There just aren't words for it in my vocabulary – which isn't saying much, I know.
 
But take everything you love, like cotton candy and the smile on your best friend's face and a tiny, fuzzy-wuzzy kitten ... and wrap it all up into one sensation.
 
This is what hugging that tree felt like.
 
I couldn't stop the smile from bursting across my face.
 

I felt joy from the tree too.
 
I don't know what trees like – probably not cotton candy and kittens – but whatever ... I was sure that my tree was feeling those things when we connected.
 

Don't get me wrong; the tree didn't hug me back, not with its branches anyway.
 
But I felt an energy coming
to
me
from
it, so I was calling it a hug.
 
I guess if someone wanted to put a scientific label on what was happening with our touch, they'd say it was an exchange of life forces – human and plant.
 

Whatever it was, whatever it was called, it was fucking
awesome
.
 
I wondered if I'd get the same sensation from every tree in this forest or just this one.

"Um, Jayne? ... What are you doing?"
 
Becky had crept back over and was standing a few feet away from me.

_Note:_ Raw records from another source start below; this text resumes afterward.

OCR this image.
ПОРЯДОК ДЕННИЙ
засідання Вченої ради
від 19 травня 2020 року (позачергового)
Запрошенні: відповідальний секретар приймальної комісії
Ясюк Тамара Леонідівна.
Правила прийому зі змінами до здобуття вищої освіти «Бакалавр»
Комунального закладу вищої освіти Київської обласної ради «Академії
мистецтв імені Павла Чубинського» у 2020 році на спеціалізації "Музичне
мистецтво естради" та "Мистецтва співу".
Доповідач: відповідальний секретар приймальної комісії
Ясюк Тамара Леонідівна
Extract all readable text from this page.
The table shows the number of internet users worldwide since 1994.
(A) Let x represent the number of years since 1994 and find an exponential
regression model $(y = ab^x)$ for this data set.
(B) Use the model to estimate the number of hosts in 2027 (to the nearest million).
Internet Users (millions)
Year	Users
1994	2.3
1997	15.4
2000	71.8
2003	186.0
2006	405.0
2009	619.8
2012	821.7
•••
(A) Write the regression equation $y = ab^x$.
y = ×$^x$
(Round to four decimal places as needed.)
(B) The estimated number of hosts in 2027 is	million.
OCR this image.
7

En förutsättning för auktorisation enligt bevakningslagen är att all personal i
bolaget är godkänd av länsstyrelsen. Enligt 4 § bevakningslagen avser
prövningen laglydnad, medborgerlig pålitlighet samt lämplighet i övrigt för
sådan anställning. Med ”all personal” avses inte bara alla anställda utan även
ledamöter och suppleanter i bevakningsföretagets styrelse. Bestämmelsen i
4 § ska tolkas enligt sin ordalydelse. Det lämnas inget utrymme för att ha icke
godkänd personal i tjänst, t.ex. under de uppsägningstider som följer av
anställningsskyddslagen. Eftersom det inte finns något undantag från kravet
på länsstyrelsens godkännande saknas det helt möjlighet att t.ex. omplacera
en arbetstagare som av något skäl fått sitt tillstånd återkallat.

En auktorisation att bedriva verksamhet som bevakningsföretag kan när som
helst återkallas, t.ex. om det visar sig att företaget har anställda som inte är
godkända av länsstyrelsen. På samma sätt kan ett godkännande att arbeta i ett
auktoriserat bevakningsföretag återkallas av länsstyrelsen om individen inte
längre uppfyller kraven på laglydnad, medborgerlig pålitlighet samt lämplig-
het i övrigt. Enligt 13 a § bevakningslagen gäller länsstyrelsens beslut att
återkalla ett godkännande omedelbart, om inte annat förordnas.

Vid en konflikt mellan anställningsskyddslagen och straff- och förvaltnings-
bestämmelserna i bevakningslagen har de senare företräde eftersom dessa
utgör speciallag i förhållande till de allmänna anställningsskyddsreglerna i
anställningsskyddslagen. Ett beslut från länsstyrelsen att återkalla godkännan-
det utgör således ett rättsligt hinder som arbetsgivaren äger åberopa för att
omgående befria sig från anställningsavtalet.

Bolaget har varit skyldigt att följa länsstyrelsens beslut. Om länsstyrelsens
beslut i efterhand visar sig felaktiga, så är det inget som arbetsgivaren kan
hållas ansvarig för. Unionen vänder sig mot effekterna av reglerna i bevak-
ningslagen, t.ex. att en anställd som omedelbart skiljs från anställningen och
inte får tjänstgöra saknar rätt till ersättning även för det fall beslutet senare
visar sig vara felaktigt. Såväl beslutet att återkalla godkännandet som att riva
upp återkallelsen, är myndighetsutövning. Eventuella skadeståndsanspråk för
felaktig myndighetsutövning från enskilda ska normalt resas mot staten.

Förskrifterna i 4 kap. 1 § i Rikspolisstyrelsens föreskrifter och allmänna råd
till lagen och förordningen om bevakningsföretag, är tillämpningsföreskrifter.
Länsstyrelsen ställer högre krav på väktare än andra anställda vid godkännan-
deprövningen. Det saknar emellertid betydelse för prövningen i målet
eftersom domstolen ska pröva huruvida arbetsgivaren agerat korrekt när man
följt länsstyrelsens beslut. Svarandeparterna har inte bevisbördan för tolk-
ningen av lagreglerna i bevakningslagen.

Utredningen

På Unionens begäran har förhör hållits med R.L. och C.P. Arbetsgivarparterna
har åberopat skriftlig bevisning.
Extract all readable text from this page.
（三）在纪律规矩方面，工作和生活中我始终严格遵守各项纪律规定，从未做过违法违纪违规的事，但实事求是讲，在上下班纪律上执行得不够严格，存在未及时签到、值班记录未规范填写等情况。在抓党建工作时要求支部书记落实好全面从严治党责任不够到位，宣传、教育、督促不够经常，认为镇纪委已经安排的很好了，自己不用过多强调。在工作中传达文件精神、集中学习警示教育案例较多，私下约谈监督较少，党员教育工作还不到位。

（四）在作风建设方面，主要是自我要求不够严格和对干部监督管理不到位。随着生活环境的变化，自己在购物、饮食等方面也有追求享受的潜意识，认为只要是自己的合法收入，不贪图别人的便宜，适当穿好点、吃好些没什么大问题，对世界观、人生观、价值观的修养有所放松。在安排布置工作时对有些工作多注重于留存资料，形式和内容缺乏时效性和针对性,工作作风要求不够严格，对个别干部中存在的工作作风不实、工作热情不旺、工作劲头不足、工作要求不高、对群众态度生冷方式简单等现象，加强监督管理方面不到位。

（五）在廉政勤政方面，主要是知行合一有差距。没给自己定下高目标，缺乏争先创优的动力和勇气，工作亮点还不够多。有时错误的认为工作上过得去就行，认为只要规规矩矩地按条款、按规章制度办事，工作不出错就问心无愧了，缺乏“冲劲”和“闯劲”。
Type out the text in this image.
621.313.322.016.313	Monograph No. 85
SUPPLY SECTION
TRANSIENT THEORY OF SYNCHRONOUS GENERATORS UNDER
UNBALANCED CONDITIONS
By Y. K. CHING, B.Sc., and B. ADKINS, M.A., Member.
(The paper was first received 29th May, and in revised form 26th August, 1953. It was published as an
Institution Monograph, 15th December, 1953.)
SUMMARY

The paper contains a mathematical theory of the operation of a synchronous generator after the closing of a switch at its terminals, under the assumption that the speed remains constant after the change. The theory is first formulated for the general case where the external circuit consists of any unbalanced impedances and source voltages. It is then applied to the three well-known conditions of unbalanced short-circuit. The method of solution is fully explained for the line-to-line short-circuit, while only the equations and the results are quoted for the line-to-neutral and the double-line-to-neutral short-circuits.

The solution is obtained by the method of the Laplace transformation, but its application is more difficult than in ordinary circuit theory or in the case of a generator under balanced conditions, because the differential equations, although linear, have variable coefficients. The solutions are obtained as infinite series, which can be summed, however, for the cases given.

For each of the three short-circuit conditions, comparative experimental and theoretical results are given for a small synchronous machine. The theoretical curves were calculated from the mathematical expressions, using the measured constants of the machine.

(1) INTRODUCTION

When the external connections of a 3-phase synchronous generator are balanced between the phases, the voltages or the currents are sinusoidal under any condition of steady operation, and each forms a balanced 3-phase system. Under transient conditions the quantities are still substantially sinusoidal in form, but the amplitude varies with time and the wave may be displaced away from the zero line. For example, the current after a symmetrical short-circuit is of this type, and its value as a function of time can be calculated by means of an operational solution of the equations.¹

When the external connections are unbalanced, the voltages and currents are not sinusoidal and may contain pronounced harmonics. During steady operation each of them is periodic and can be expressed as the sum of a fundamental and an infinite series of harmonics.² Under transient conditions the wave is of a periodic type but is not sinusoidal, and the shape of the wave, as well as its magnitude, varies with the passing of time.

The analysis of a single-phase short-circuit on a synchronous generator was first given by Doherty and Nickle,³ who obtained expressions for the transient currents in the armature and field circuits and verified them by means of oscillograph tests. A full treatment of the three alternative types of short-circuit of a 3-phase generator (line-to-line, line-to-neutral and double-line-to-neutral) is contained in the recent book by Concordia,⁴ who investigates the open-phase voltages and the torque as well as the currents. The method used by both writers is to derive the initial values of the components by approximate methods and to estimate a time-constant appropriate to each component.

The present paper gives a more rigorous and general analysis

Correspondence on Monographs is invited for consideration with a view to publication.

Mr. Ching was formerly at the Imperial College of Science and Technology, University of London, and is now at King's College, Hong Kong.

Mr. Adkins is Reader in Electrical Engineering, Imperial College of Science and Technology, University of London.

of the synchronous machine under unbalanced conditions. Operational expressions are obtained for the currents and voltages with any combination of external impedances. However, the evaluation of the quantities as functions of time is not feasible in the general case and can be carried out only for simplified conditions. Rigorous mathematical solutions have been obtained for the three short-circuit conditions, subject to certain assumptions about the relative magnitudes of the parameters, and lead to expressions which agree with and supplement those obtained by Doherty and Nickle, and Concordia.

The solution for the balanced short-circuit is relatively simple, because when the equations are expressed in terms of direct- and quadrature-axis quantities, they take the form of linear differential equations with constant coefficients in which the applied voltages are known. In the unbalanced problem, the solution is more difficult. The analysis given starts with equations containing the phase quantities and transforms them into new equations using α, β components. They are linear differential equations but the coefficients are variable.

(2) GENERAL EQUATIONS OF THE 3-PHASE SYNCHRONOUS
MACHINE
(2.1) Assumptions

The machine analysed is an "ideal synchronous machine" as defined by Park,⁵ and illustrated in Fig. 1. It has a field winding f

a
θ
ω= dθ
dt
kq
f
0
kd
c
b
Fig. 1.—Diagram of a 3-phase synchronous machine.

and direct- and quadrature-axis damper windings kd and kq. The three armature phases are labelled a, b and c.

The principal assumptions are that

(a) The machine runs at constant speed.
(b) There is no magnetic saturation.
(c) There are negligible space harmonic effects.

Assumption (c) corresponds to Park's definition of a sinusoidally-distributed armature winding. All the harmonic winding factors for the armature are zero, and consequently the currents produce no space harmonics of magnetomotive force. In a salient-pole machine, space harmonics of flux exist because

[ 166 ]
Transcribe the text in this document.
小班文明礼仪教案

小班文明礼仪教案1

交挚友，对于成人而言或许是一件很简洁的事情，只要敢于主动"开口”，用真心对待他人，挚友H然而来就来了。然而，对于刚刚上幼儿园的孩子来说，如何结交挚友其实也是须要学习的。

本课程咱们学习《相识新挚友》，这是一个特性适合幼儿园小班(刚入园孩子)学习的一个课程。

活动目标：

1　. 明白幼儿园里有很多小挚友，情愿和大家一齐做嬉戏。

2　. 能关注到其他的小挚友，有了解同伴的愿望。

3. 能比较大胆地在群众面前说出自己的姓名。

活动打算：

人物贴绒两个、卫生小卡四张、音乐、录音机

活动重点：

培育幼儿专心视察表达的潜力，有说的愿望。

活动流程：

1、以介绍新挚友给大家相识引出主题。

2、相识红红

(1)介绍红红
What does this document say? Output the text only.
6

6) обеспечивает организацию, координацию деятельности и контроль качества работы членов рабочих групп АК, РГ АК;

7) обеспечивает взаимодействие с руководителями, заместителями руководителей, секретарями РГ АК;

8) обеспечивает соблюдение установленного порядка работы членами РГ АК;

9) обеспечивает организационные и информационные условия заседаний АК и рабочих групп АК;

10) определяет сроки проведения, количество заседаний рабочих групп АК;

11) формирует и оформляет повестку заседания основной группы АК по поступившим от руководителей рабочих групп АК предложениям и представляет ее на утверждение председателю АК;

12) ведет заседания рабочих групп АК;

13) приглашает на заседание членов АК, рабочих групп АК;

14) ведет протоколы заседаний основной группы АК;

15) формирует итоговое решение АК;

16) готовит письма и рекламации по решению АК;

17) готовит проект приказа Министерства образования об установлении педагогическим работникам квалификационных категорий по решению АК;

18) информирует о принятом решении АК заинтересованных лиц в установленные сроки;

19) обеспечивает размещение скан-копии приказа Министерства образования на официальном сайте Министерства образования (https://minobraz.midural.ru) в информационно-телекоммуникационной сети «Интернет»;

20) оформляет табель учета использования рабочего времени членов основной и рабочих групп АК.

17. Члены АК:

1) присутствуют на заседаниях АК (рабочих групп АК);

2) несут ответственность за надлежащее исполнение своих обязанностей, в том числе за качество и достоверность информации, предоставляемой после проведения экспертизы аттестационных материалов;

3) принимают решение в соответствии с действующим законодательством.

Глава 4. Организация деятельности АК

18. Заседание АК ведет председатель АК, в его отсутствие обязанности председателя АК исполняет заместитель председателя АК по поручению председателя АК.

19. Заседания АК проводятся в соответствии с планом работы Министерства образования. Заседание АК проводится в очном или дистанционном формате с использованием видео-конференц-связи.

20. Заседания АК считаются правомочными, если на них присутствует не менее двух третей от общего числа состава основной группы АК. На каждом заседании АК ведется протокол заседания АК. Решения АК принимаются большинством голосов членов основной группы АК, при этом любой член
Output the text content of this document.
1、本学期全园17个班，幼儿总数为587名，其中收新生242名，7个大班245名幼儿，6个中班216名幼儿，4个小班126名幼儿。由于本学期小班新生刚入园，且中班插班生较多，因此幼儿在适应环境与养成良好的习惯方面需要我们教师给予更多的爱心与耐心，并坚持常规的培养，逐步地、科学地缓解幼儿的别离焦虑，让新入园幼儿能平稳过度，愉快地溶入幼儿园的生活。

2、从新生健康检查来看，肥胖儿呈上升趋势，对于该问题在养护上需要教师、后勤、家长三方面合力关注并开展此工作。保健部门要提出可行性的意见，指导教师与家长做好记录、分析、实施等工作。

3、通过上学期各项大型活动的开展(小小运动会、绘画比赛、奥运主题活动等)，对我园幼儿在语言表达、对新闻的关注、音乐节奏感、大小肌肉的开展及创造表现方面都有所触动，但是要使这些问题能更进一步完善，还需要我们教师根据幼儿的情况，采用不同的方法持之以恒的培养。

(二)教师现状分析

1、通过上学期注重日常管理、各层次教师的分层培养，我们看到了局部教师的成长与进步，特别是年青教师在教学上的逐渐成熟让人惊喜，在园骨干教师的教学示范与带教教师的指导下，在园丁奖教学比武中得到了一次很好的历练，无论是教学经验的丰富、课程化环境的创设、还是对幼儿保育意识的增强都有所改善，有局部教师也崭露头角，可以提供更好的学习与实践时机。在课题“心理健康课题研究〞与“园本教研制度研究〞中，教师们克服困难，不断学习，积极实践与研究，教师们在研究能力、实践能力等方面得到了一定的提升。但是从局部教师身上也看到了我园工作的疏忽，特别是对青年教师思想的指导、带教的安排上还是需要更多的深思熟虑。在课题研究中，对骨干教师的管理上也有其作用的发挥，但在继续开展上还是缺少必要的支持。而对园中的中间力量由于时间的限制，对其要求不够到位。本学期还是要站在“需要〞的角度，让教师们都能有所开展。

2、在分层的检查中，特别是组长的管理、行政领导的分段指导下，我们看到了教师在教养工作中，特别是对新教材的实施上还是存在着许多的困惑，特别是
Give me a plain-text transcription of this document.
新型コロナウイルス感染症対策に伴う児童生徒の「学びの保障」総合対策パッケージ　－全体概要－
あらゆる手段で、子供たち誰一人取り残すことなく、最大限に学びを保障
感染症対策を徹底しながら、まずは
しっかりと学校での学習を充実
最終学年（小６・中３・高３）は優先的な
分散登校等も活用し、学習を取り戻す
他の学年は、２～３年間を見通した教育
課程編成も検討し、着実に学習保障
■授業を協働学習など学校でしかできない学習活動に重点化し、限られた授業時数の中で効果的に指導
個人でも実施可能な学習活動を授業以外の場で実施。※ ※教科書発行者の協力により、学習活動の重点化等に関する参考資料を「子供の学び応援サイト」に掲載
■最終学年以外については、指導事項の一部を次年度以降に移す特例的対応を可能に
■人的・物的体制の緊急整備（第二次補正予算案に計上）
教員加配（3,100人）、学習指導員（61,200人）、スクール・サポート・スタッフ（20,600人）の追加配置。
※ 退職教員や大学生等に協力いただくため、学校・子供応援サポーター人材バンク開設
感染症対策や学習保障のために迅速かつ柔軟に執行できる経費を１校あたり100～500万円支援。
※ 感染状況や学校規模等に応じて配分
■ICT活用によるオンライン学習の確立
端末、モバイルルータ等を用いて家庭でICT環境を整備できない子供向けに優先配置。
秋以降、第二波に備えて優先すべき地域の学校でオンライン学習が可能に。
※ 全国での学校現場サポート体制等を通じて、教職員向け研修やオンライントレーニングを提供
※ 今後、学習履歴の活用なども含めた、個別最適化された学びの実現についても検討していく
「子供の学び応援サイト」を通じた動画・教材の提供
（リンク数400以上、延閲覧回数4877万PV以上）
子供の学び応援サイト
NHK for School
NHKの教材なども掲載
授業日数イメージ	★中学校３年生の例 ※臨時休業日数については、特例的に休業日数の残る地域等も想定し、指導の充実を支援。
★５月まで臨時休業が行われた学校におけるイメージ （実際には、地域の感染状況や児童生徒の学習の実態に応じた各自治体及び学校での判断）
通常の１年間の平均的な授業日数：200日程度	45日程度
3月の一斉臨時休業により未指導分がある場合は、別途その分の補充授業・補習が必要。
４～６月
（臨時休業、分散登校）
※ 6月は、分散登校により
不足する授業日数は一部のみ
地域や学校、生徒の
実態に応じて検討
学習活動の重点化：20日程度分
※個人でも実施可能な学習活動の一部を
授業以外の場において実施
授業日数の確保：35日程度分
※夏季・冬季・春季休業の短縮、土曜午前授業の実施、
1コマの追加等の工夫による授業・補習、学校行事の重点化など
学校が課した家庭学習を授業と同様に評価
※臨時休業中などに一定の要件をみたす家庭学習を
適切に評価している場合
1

"Come over here and do this with me.
 
You're not going to believe this shit."
 
I didn't want to let go just yet, so I spoke with my face resting against the tree's rough bark.

Becky walked over hesitantly, looking at me with a worried expression.
 
"Are you okay?"
 
She was obviously concerned for my mental health.

"Shut up and hug the damn tree, Becky."

Becky sighed.
 
"Oh, screw it, I might as well.
 
I've done stranger things."
 
She went to the other side of the tree, wrapped her arms around its wide trunk and started squeezing.